Graded on a Curve: Luther Russell,
Medium Cool

For those who stumbled onto Luther Russell’s Selective Memories: An Anthology back in 2017, the sweet news is that the album teased by that 2CD collection’s final track is hitting stores this week. Medium Cool offers power-pop with an edge, its ten songs hitting the sweet intersection of classicism (a whole lot of classicism), songwriting verve, and inspired delivery that’s fresh for 2019. For those who don’t know the man by name but dig Those Pretty Wrongs, he’s half of that outfit’s creative core with Big Star’s Jody Stephens; suffice it to say that folks appreciative of their collaboration will want to saunter up to Russell’s latest, which is available on vinyl, compact disc, and digital through Fluff & Gravy Records.

The abovementioned Selective Memories anthology did its job quite well, effectively introducing newcomers to a deep and decades-long musical trajectory, specifically Luther Russell’s contribution to ’90s group The Freewheelers and a big hunk of his solo work. It also included enough high-quality unheard material that listeners already hip to guy would likely rate its career retrospective aims as the opposite of superfluous.

Surely many of those fans were immediately chuffed by Selective Memories’ two unreleased cuts from Russell’s early band with Jakob Dylan (The Bootheels) and one by his later, short-lived outfit with Black Crowes guitarist Marc Ford (Federale), but it was just as swank how disc two wrapped with a new song that neither sunk into anticlimax nor downright stank up the joint.

‘Twas just the reverse, as “The Sound of Rock & Roll” found Russell getting back to something like his roots and with heavy emphasis on Big Star; in the right hands, that’s never a bad thing. To the contrary, it’s very good thing, a splendid thing even, and Russell’s hands are right as a late-afternoon rain shower in the midst of April.

Last November Fluff & Gravy put “The Sound of Rock & Roll” out on a 45, though I didn’t reconnect with it at the time. However, I did just catch up with the jangle potency of its B-side “Saturday’s Child,” a track from the sessions for Medium Cool that didn’t make the album cut, and its quality is far from negligible. Indeed, Russell fans who missed it upon initial release should seek it out, as copies are still available. The same is true for interested newbies.

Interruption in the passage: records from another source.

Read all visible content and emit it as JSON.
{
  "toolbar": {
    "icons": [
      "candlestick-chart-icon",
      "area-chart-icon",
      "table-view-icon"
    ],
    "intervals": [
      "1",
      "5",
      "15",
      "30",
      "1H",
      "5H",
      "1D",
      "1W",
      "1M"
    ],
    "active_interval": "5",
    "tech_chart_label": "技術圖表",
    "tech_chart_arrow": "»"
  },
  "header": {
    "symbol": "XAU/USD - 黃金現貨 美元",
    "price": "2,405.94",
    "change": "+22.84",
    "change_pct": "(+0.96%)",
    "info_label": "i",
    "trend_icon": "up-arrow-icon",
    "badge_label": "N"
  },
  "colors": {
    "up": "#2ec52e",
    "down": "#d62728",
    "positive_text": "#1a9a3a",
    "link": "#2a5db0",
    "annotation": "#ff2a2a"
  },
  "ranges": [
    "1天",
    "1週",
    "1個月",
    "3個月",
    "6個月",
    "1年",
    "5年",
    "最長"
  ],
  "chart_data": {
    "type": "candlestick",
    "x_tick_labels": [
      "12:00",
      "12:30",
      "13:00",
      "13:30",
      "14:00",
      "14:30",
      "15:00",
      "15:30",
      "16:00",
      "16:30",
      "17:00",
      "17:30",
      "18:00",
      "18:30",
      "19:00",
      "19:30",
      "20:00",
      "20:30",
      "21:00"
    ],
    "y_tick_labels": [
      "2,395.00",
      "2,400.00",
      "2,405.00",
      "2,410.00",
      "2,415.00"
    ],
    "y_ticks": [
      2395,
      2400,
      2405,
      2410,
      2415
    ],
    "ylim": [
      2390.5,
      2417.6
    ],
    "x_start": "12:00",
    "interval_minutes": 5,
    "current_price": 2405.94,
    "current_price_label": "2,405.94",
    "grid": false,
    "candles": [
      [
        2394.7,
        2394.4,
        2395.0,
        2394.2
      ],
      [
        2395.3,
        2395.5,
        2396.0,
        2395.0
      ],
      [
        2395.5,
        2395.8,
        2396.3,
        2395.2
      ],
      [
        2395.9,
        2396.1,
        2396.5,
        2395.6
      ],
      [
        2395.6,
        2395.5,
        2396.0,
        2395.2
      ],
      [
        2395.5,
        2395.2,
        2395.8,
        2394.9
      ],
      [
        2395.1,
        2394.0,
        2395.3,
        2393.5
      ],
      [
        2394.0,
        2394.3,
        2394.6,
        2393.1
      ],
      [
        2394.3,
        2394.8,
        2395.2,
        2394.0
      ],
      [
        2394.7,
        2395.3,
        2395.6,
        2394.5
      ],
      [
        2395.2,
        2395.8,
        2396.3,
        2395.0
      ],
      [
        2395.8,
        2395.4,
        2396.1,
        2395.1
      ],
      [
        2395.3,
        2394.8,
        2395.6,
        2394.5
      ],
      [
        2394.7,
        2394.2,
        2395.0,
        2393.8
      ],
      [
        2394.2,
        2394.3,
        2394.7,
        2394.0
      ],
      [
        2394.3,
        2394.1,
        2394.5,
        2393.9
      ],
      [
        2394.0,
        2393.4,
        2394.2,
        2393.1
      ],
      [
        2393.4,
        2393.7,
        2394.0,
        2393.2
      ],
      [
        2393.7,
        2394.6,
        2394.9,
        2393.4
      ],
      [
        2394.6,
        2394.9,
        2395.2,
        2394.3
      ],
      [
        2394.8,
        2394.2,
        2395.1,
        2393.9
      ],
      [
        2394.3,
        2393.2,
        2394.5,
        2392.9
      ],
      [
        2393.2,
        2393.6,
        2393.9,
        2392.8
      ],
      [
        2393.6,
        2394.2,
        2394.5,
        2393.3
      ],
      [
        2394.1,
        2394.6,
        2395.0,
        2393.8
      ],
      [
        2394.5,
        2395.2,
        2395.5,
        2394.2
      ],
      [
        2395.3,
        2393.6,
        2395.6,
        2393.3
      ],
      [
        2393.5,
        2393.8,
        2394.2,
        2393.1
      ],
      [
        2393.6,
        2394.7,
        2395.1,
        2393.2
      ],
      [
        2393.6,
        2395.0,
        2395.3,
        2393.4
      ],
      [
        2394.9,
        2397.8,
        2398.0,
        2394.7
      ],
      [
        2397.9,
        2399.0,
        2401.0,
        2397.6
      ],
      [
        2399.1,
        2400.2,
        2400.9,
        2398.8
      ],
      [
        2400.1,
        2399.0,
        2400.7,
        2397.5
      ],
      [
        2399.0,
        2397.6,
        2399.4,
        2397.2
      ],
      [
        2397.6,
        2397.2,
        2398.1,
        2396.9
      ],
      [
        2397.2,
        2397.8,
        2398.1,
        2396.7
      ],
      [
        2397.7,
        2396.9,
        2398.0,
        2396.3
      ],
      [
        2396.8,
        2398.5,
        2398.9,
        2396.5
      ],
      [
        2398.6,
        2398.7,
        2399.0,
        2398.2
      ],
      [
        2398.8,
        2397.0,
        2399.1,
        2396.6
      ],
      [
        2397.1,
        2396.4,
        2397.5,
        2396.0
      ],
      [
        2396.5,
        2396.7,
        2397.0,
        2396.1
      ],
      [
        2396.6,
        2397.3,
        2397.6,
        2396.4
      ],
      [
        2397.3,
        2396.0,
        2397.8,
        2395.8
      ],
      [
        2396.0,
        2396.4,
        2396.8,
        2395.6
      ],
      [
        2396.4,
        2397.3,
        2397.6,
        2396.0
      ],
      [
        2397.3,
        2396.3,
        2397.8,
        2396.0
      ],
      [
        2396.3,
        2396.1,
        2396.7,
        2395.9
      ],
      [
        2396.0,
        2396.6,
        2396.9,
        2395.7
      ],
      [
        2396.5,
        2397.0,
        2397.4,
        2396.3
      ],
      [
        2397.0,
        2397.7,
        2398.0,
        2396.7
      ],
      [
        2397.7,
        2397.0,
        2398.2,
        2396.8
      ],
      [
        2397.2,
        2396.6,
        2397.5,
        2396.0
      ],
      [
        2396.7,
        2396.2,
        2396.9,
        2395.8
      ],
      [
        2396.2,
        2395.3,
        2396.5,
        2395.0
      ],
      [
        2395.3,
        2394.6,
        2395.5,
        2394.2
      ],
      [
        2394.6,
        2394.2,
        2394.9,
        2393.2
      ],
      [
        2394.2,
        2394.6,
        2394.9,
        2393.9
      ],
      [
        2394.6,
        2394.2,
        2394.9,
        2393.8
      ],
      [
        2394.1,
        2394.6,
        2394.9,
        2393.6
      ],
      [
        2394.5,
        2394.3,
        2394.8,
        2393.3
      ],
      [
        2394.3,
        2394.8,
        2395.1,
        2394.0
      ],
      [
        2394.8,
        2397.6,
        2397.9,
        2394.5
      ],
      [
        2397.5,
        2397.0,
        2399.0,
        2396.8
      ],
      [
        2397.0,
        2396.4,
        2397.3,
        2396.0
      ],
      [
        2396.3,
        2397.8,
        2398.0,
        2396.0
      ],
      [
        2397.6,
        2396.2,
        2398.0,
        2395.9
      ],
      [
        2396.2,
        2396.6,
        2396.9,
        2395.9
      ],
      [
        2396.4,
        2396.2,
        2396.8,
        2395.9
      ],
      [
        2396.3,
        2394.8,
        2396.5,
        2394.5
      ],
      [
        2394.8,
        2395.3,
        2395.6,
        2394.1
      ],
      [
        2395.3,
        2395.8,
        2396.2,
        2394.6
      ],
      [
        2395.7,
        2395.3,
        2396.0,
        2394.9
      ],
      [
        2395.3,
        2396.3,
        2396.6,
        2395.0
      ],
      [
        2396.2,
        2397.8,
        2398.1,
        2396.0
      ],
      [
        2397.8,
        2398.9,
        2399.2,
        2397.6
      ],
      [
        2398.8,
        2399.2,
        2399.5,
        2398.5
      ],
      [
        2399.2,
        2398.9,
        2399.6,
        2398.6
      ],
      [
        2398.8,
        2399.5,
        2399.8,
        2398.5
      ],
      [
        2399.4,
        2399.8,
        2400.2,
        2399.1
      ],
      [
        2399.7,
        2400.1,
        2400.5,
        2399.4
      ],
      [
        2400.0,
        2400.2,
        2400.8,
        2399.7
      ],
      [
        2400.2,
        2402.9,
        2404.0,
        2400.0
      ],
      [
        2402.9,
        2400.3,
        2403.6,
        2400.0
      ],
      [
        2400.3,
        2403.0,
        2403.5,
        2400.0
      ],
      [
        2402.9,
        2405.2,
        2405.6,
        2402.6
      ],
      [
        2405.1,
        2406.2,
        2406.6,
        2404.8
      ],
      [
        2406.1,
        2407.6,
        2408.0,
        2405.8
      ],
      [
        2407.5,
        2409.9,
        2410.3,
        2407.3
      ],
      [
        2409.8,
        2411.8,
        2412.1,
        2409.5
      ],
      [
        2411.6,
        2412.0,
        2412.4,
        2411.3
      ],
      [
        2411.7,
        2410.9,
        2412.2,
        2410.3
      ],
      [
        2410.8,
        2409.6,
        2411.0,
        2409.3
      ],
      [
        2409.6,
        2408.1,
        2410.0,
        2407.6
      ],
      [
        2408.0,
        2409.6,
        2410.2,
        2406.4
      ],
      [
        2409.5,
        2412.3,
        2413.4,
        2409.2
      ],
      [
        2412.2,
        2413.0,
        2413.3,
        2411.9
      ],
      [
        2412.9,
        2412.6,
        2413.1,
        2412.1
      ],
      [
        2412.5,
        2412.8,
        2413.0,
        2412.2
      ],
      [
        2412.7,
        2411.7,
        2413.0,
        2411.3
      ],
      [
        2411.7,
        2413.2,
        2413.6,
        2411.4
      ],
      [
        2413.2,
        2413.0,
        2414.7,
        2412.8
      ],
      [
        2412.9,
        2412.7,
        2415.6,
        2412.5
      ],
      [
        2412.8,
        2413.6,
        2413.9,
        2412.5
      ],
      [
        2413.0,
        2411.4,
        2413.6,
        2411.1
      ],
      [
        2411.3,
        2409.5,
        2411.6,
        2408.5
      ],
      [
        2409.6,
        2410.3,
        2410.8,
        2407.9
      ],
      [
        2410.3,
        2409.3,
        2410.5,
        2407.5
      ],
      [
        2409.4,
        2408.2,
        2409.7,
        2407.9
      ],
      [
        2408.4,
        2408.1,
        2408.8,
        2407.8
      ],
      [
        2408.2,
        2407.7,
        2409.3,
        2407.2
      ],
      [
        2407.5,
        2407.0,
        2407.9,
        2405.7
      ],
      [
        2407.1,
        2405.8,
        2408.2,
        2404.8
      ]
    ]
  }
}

But it’s the new LP that’s the subject of this review, and I first soaked it up through a casual spin. Everything was unwinding just fine, and then along came track three: “Hey, whose song is this?” I uttered. Well, it turned out to be “The Sound of Rock & Roll,” which I hadn’t heard for the better part of a year. In a world of pale imitations, Russell dishing out songs that might get you thinking they’re inspired cover tunes is no small achievement.

Although I didn’t think opener “Deep Feelings” was someone else’s song, it does have a characteristic reminiscent of a track from Michael Hurley, Unholy Modal Rounders, and Jeffrey Fredericks & the Clamtones’ masterpiece Have Moicy! I’m guessing that’s just a coincidence, and to these ears it’s a fucking cool one. Clearly deliberate is the hard-edged guitar tone; throughout Medium Cool it does nothing to interfere with the catchy thrust of Russell’s writing, instead lending the songs toughness. This is especially the case as second track “Can’t Be Sad” progresses toward its conclusion.

As said, the music here is intrinsically tied to the sound of power-pop’s glory days, but it’s often just as linked to ’70s melodic rock in general, or more to the point the realms of the classic rock sphere that wanted to get back to the pre-excess ’60s root. Through a combo of form and lyrical themes, “Corvette Summer” is probably the record’s apex in this regard.

What’s impressive is how Russell manages to avoid going overboard in tapping into the past. “Have You Heard” is neck deep in a blend of hooks and swagger reminding me of prime Modern Lovers crossed with Radio City (the inclination to look back emotionally with thoughts about rock ‘n’ roll intensifying this feeling), but it’s preceded by “At Your Feet,” an acoustic strummer that could easily please those favoring the less experimental side of Wilco, and it’s followed by “Sad Lady,” a groove rocker lending the power pop core touches of the Faces; there’s even some non-noxious cowbell thunking.

A danger with this sort of approach is a fallback onto lyrical clichés, but Russell has a lot to say throughout Medium Cool, with “Talking to Myself” nicely extending melodic-rock’s introspective tradition without getting all sad-boy or bitter in the process. Instrumentally, the root is The Byrds. “Blue Balloon” again brings Jeff Tweedy to mind, but as it unfurls there are hints of Rundgren in the land of AOR and eventually a bigger, albeit brief helping of Abbey Road.

You might be thinking all this is destined for a power-pop doozy of a conclusion, but Russell pulls a switcheroo and serves up a strummer as finale with “Can’t Turn Away,” and that’s alright. In fact, the whole of Medium Cool is more than alright; I can hardly wait for the weather to get nice enough that I can play this in the car with the volume up, the windows down and my foot firmly on the gas pedal.